- Spring Brook Township Location in Minnesota and the United States Spring Brook Township Spring Brook Township (the United States)
- Coordinates: 48°35′41″N 96°43′34″W﻿ / ﻿48.59472°N 96.72611°W
- Country: United States
- State: Minnesota
- County: Kittson

Area
- • Total: 35.9 sq mi (93.0 km^{2})
- • Land: 35.9 sq mi (93.0 km^{2})
- • Water: 0 sq mi (0.0 km^{2})
- Elevation: 909 ft (277 m)

Population (2000)
- • Total: 74
- • Density: 2.1/sq mi (0.8/km^{2})
- Time zone: UTC-6 (Central (CST))
- • Summer (DST): UTC-5 (CDT)
- FIPS code: 27-61744
- GNIS feature ID: 0665666

= Spring Brook Township, Kittson County, Minnesota =

Township in Minnesota, United States

Spring Brook Township is a township in Kittson County, Minnesota, United States. The population was 74 at the 2000 census.

Spring Brook Township was organized in 1884.

==Geography==
According to the United States Census Bureau, the township has a total area of 35.9 square miles (93.1 km^{2}), of which 35.9 square miles (93.0 km^{2}) is land and 0.03% is water.

==Demographics==
As of the census of 2000, there were 74 people, 26 households, and 21 families residing in the township.
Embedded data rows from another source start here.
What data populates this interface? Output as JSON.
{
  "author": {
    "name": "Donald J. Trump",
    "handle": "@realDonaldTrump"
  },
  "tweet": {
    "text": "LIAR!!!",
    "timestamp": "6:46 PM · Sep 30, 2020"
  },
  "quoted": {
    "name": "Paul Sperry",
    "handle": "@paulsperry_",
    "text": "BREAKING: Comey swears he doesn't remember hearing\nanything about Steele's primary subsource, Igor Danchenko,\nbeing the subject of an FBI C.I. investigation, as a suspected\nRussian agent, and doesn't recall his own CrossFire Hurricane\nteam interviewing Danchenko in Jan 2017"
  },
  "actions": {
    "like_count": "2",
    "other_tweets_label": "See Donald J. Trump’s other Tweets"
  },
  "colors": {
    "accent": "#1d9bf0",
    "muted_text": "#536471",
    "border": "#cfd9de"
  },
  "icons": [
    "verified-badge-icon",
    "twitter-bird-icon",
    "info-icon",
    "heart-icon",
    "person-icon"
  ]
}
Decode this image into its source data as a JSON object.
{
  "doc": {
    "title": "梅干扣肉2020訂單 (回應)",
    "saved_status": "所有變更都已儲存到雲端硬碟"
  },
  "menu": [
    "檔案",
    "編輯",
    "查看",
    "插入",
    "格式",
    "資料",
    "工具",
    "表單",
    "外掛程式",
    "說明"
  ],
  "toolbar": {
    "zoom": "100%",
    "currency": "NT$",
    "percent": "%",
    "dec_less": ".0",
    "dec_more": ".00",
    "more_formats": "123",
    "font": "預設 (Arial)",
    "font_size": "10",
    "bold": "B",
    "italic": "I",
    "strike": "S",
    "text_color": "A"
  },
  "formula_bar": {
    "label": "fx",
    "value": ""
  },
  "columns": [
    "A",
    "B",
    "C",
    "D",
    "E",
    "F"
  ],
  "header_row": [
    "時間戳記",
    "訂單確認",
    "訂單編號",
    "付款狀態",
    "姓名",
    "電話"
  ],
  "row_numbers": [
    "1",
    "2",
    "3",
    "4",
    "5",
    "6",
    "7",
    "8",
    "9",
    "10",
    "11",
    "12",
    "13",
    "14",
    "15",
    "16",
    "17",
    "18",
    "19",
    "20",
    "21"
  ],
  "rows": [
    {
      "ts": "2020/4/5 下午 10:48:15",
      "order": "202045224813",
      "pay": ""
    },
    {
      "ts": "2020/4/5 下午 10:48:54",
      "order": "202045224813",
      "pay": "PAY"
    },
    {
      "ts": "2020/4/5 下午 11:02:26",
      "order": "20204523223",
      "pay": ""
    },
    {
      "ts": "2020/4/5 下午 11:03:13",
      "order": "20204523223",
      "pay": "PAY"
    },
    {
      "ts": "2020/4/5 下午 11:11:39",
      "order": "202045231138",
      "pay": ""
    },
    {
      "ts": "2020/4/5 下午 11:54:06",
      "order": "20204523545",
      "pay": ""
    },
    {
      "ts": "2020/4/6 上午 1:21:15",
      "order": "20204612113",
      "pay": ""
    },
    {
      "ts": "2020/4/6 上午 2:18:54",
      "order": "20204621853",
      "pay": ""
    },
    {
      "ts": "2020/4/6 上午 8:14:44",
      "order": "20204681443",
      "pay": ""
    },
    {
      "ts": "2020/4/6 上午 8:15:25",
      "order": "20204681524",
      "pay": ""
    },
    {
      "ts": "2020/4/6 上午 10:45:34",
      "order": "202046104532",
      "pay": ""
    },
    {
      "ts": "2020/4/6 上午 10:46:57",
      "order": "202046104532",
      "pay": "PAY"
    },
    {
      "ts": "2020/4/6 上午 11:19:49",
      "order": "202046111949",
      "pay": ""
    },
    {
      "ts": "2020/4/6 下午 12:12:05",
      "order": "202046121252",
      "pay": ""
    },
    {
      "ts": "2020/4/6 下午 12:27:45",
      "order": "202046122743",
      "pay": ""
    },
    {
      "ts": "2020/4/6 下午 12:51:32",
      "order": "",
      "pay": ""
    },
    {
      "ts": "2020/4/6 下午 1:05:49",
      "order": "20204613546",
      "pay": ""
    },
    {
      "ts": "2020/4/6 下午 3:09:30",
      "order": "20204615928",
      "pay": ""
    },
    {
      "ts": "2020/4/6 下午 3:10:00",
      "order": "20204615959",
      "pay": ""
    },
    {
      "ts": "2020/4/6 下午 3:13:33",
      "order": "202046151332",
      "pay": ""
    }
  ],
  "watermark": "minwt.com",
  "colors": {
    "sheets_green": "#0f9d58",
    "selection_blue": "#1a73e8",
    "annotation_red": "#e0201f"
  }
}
The population density was 2.1 people per square mile (0.8/km^{2}). There were 32 housing units at an average density of 0.9/sq mi (0.3/km^{2}). The racial makeup of the township was 97.30% White, and 2.70% from two or more races.

There were 26 households, out of which 30.8% had children under the age of 18 living with them, 84.6% were married couples living together, and 15.4% were non-families. 11.5% of all households were made up of individuals, and 7.7% had someone living alone who was 65 years of age or older. The average household size was 2.85 and the average family size was 3.09.

In the township the population was spread out, with 24.3% under the age of 18, 9.5% from 18 to 24, 17.6% from 25 to 44, 29.7% from 45 to 64, and 18.9% who were 65 years of age or older. The median age was 44 years. For every 100 females, there were 85.0 males. For every 100 females age 18 and over, there were 115.4 males.

The median income for a household in the township was $36,875, and the median income for a family was $45,625. Males had a median income of $35,000 versus $28,750 for females. The per capita income for the township was $13,637. There were 9.5% of families and 7.5% of the population living below the poverty line, including no under eighteens and none of those over 64.